“Directly after breakfast my gentleman hurried off to the Notting Hill Gate Tube station, and pushed me through a pigeon-hole to the ticket-seller, who laid me on the counter before him with a great many other coins all spread out. Before, however, I could say anything more than just ‘How do you do?’ to them, I was taken up again and given in change to another traveller.

“This traveller had a little boy with him on his way back to school from Liverpool Street, and I very nearly passed into his possession as a tip, but just at the last moment the traveller thought better of it, and instead of giving the little boy a single shilling gave him half a crown (as all fathers and uncles ought to do at the very least), and so I went back into his pocket again.

“After the boy had gone I had a busy two hours in the city. I was first paid away to a ’bus conductor, and was given by him in change to a lady on her way to a special service at St. Paul’s. I was there laid in a collection plate, which usually means a long rest for us; but happily one of the clergymen wanted a pound’s worth of silver, and I had the luck to be among it. He paid me to a cabman who took him to the Royal Academy, and by this cabman I was soon after given as change to a gentleman whom he drove from the Albany to Waterloo. This gentleman dropped me into a pocket full of money and settled down in the corner of a railway carriage to read the paper and smoke a cigar.

“‘Do you know where we are going?’ said one of the other coins to me. ‘We are going to the races. We may have some fun.’

“This pleased me very much, for I had never been to the races in my life, but had heard much about them from time to time.

“‘Sometimes we make a lot of money for our master,’ the coin continued, ‘but sometimes he loses us for ever.’

“‘Yes,’ said a very fat five-shilling piece, who was hurting me horribly by the way he leaned against me, ‘but, of course, you [meaning me] are too small to make any money. It is fellows like me, and sovereigns and half-sovereigns, that make the money.’
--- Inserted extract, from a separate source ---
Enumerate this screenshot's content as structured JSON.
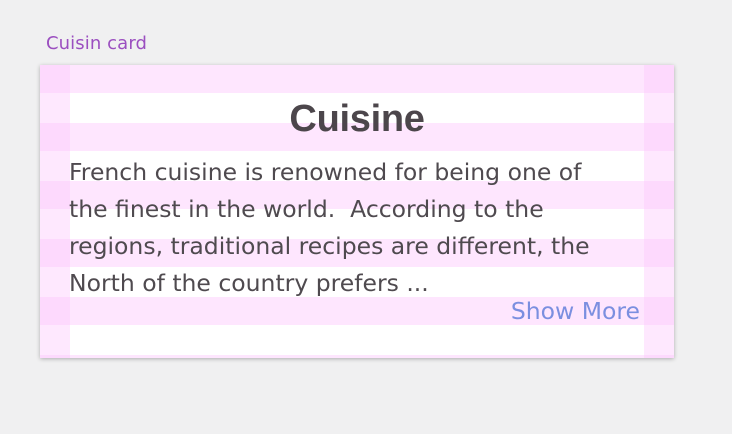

“None the less, as it happened, I made some too, although I had a dreadful shock for a moment when my master gave me to a man for a race-card, and I thought I should never have any fun at all. Luckily, however, the race-card man was thirsty, and I found my way into a till, and then I was given as change to a waiter, and soon after realized that I was in the till of the members’ restaurant.

“There, for the first time in my life, I met a bank-note. The delicate, fragile thing! She was very proud, but quite affable. We call them Duchesses. You should hear them rustle as they move! They don’t live with us, of course; they live in leather cases in the more fashionable parts of the clothing, but now and then we find ourselves in the same plate at restaurants, and I tell you it is a great moment for a shilling when that happens. How one’s heart beats! That was what occurred on this very occasion. I went out of the till in company with this beautiful, refined creature, and the gentleman to whom we were carried gave me back to the waiter as a tip.

“No sooner was lunch over than the waiter ran out on the course with me in his hand, and went up to a man who was standing on a box, and asked: ‘What price Flatiron?’ and the man said, ‘Tens.’ Then the waiter handed me to the man, and he dropped me into a bag full of other money, both silver and gold, and gave the waiter a ticket.